South African mining magnate Mzi Khumalo’s Metallon Corporation this week said it was moving to formalise operations at its Redwing Mine in Zimbabwe, where 15 suspected “zama zamas” were rescued from a collapsed shaft.

But Zimbabwe’s government said the trapped miners were employees of Metallon Gold, and were not zama zamas.

“For the avoidance of doubt and contrary to some unsubstantiated reports circulating on social media platforms, the trapped miners are employees of Metallon Gold,” said acting Local Government Minister July Moyo.

Redwing Mine, situated in the Penhalonga area of Manicaland province, is owned by United Kingdom-registered King’s Daughter Mining Company Limited, which holds 100% of the firm’s shareholding. That is a 100%-owned subsidiary of Metallon Corporation.

In 2020, the mine was put under corporate rescue by Zimbabwe’s High Court after creditors and the workers’ union successfully sued it for failure to pay salaries and contractual agreements amounting to at least R114 million.

What followed was chaos that involved Prime Royal Mining (PRM), a local firm that roped in more than a thousand artisanal miners in Zimbabwe.

During that period, the ruling party Zanu PF’s legislator for Mabvuku-Tafara, Scott Sakupwanya, through his Better Brands, “annexed” part of the mine and started his operation.

According to civil society groups, since 2020, there have been more than a hundred deaths at the mine.

In January last year alone, 26 fatalities were recorded there.

Last year, the mine was removed from corporate rescue but remained in the hands of illegal miners using rudimentary methods.

Last week’s accident at the mine that left 15 artisanal miners trapped was the latest in a series of events casting a bad light on the country’s mining sector.

While the 15 came out alive after a rescue mission that kept Mines Minister Soda Zhemu on his toes, Metallon Corporation said it was going to revive the mine formally.

The mine said in a statement:

In 2022, the Supreme Court effectively removed the mine from corporate rescue.
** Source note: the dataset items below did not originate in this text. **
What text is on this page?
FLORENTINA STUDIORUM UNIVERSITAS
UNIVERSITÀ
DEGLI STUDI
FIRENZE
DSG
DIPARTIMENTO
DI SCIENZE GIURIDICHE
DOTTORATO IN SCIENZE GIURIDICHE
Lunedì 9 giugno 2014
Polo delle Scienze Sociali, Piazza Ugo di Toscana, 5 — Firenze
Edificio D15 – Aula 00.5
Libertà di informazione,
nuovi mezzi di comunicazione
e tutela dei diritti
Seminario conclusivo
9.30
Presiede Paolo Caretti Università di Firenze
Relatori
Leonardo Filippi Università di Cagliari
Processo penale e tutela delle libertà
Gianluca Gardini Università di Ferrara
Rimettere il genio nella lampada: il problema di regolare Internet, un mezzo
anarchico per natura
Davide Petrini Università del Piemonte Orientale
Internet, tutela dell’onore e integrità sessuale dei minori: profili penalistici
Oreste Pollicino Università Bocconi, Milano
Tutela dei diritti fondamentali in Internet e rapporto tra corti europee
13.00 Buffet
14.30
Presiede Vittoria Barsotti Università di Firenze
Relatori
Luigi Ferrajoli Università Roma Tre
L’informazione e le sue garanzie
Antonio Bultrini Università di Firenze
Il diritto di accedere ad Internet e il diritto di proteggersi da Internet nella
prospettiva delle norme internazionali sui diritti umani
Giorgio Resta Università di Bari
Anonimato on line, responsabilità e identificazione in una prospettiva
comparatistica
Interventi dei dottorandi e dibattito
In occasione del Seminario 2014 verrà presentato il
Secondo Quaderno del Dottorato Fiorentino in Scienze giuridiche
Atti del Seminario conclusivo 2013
Since then, Metallon has been engaged in processes to restore formalised mining. As part of these processes, Metallon is ending unsafe mining practices, including all small-scale mining, and returning these operations to the formalised mining that Metallon has always conducted.

 

The Centre for Natural Resource Governance (CNRG), the National Mine Workers’ Union of Zimbabwe (NMWUZ), and the Zimbabwe Diamond and Allied Minerals Workers’ Union (ZDAMWU) in a joint statement demanded that the government investigate the mine disaster.

They argued that, from their preliminary investigations, “this was not a properly registered mine. It was operating without a mine manager as stipulated in Statutory Instrument 109 of 1990 Mining (Management and Safety) Regulations”.
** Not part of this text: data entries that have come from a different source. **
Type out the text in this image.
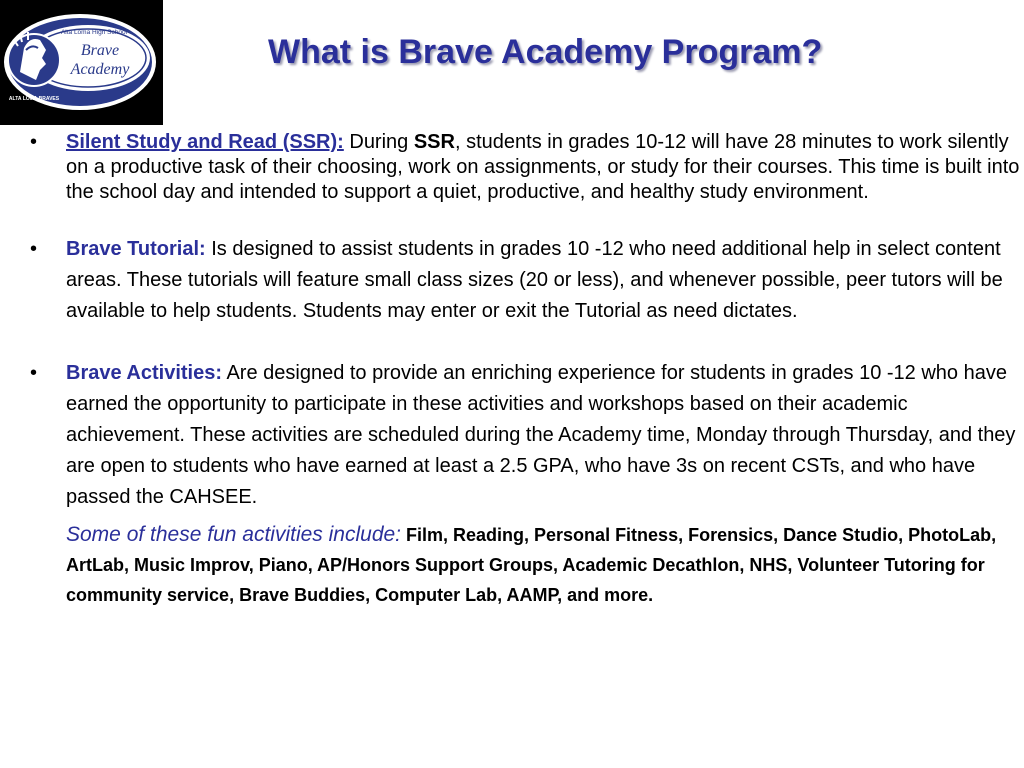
Alta Loma High School
Brave
Academy
ALTA LOMA BRAVES
What is Brave Academy Program?
• Silent Study and Read (SSR): During SSR, students in grades 10-12 will have 28 minutes to work silently on a productive task of their choosing, work on assignments, or study for their courses. This time is built into the school day and intended to support a quiet, productive, and healthy study environment.
• Brave Tutorial: Is designed to assist students in grades 10 -12 who need additional help in select content areas. These tutorials will feature small class sizes (20 or less), and whenever possible, peer tutors will be available to help students. Students may enter or exit the Tutorial as need dictates.
• Brave Activities: Are designed to provide an enriching experience for students in grades 10 -12 who have earned the opportunity to participate in these activities and workshops based on their academic achievement. These activities are scheduled during the Academy time, Monday through Thursday, and they are open to students who have earned at least a 2.5 GPA, who have 3s on recent CSTs, and who have passed the CAHSEE.
Some of these fun activities include: Film, Reading, Personal Fitness, Forensics, Dance Studio, PhotoLab, ArtLab, Music Improv, Piano, AP/Honors Support Groups, Academic Decathlon, NHS, Volunteer Tutoring for community service, Brave Buddies, Computer Lab, AAMP, and more.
They added that the mine was a death trap.

“All safety procedures were not being followed. Underground pillars had been knocked down, thereby rendering the mine a death trap. The removal of pillars must have been observed by the inspectors from the Ministry of Mines and Mining Development if they were doing their work properly,” the organisations said.

They also accused the government of failing or enabling the zama zamas who enjoy political connectivity.

“We note with deep concern the prevalence of hundreds of so-called sponsors operating underground shafts at Redwing. These sponsors know nothing about mining. They use their financial muscle and political connections to bet on other people’s lives,” they said.

Operations have since been stopped at the mine, according to local media reports.